We take a hydrofoil from the Palace Embankment across the Gulf of Finland to Peterhof – a 30 minute journey which takes you to the sea entrance, the entrance used by the tsars. We have a bit of time to get to know Nico a bit better – currently studying web construction and design, he was educated in Soviet military academies, and served in the army during the period in which the USSR dissolved. We pry, we hope not too much, into life in the military, and the experience of serving while the country you are serving is disintegrating. After leaving the military, he returned from Belarus to St. Petersburg and was a policeman before deciding to return to school.

The Golden Cascade

The 3 palaces at Peterhof (the Great Palace, the Marly Palace and the Mon Plaisir Palace, while beautiful, are not the main event; the fountains are. Entering from the sea as we do, they are almost the first thing we see – at the top of the canal that leads up from the Finnish Gulf, situated just below the Great Palace. We ooh and ahh over the Golden Cascade, then turn our attention to the Great Palace; unfortunately, everyone else has decided to do the same, and as we look at the long line of people patiently queuing, we decide to focus on the grounds and fountains instead. We walk towards the Marly Palace and the Hermitage. The Hermitage at Peterhof was the first one built by the Russian czars, long predating the more famous Hermitage attached to the Winter Palace in St. Petersburg. It was used as a dining room, surrounded by a moat to ensure solitude, and employed a clever mechanical device, whereby the table was set and the food served in the basement, and the table was then raised to the main level, so that the servants did not intrude on the tsar and his guests.  We walk past many fountains as we wonder the grounds, marvelling at the fact that they all date to the first half of the 1700s, and all operate solely on gravity. Some of the fountains are quite whimsical – these are mainly designed to help you cool down on a hot day, by gushing out of a bench that you may have unsuspectingly sat on, or by coming out of the ground when you step on certain rocks by the side of a pond.

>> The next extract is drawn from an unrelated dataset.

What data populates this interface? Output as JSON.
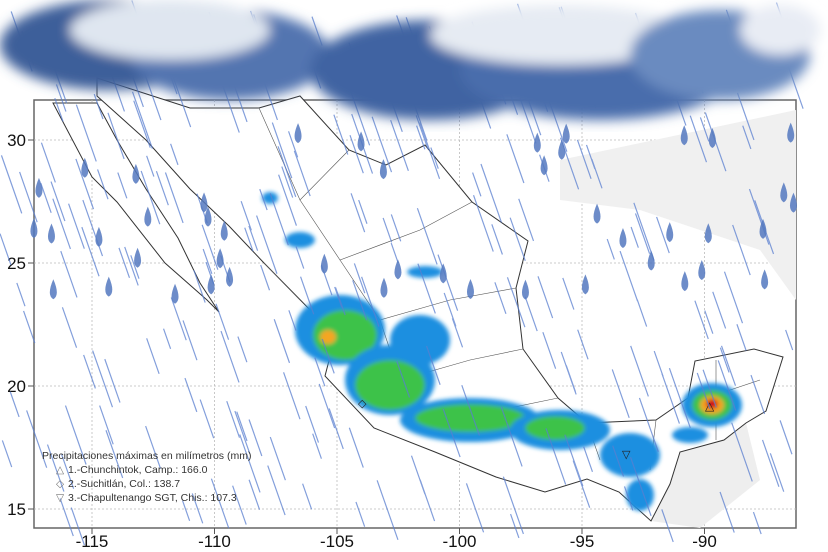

The Cathedral of Peter and Paul

We are all dragging by this point, and we leave the palace complex by the main entrance, on its land side. We walk the short distance to Petrodvorets, the town outside the palace gates and arrive at the Cathedral of Peter and Paul, built in a very different style that that of baroque St. Petersburg. Although the second Cathedral of Peter and Paul built by Peter the Great (the first still stands inside the Fortress of Peter and Paul, in St. Petersburg), this is clearly not a cathedral built to be used by the imperial family – despite the gold of its icons, it is on the inside a very simple church.

We grab a minibus back to the last stop on one of the metro lines in St. Petersburg, take the metro into the centre, then grab a bus to the hotel, where we collapse, our feet and our bodies tired.

Dinner tonight is at a little café across the street from the Mariinsky Theatre, then it is early to bed.